Connolly has served as an editor for ECW Press, House of Anansi, Coach House Books, and McClelland and Stewart. He lives in Toronto with his partner, writer Gil Adamson. Connolly runs the poetry imprint at House of Anansi.
Prose and Hybrid Forms Instructor
Kyo Maclear
Teaching and Supervising Associated Faculty
Kyo Maclear is an essayist, novelist, editor and children's author. Her books have been translated into eighteen languages, published in over twenty-five countries, optioned for theatre and television, and garnered nominations from the Hilary Weston Writers' Trust Prize for Nonfiction, the Governor General's Literary Awards, the TD Canadian Children's Literature Awards, the Boston Globe-Horn Book Awards, the Amazon.ca First Novel Award, and the National Magazine Awards. Her nonfiction books include the hybrid memoir Birds Art Life (2017), winner of the Trillium Book Award, and Unearthing (Knopf and Scribner, 2023). She holds an MA (Cultural Studies and Education/OISE, University of Toronto) and a PhD (Environmental Humanities/York University).
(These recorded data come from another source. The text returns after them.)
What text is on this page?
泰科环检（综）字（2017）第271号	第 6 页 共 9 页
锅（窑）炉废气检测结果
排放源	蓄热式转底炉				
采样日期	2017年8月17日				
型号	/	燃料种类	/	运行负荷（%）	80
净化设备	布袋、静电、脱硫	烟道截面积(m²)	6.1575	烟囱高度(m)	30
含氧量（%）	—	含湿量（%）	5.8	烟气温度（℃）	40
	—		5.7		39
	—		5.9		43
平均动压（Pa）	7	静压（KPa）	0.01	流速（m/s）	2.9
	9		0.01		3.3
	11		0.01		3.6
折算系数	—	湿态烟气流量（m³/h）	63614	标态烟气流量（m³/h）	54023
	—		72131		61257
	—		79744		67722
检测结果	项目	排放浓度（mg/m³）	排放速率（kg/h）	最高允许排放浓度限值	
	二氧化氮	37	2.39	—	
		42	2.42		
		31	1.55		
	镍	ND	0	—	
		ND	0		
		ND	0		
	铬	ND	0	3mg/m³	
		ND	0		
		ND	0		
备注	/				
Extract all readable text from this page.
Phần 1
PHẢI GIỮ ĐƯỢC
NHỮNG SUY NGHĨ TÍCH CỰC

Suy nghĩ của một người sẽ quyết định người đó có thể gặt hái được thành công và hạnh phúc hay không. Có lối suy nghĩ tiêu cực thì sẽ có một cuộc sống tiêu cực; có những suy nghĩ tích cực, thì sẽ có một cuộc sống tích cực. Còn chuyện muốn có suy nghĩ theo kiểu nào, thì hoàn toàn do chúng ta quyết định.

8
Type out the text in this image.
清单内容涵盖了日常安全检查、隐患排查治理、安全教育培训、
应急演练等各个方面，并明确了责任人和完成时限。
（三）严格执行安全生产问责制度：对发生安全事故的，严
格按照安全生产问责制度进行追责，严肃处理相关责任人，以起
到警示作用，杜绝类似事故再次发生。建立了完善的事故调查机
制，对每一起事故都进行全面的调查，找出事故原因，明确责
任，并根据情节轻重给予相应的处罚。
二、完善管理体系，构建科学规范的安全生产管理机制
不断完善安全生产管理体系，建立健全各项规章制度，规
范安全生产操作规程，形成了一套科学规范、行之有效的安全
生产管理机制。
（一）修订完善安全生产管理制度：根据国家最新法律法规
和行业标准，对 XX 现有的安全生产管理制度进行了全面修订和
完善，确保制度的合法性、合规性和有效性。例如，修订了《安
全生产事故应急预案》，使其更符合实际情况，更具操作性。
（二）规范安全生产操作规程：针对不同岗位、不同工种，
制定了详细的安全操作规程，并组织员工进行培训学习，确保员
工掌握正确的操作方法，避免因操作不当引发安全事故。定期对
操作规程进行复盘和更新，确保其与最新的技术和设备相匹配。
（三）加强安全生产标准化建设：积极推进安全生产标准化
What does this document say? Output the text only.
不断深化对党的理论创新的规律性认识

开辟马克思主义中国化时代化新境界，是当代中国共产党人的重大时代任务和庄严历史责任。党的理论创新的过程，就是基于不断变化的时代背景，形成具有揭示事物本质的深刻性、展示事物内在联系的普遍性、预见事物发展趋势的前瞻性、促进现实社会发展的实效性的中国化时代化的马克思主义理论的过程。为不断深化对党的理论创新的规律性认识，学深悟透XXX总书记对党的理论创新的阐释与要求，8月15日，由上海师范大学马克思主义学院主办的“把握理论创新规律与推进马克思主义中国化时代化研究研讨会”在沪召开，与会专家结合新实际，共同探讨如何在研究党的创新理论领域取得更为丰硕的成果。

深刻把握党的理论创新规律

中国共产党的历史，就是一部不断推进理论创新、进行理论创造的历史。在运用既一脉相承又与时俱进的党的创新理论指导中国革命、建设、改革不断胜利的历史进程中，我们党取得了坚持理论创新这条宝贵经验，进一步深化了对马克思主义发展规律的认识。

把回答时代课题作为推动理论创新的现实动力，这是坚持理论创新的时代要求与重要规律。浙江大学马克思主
In addition to the University of Guelph, she has also taught creative writing with Humber School for Writers and Banff Centre for the Arts. Kyo is an editor-at-large with Tundra Books/Penguin Random House Canada, where she curates a collection called CRAFT.
kyomaclear.com
kyomaclearkids.com
Screenwriting Instructor
Blain Watters
Teaching and Supervising Associated Faculty
Blain Watters is a screenwriter best known for Sleeping Giant, which premiered at Cannes and went on to film festivals around the world like Munich, Palm Springs, TIFF, Zurich and others, and was nominated for Best Feature at the Canadian Screen Awards. After graduating from the Canadian Film Center, Blain won a Banff Fellowship and landed in the Lost Girl story room. He wrote the first season of Netflix’s Between and then produced, directed and wrote the live-off-the-floor-musical web-series Haunters which has over a million views and has won awards at fests around the world. He sometimes works as a “script doctor” hired by production companies as they prepare screenplays for production. He was the host of EntertainmentOne’s Rewatchability podcast – with over 500 hours of critical film theory. Blain is currently in funded development on a half-hour comedy and two feature films.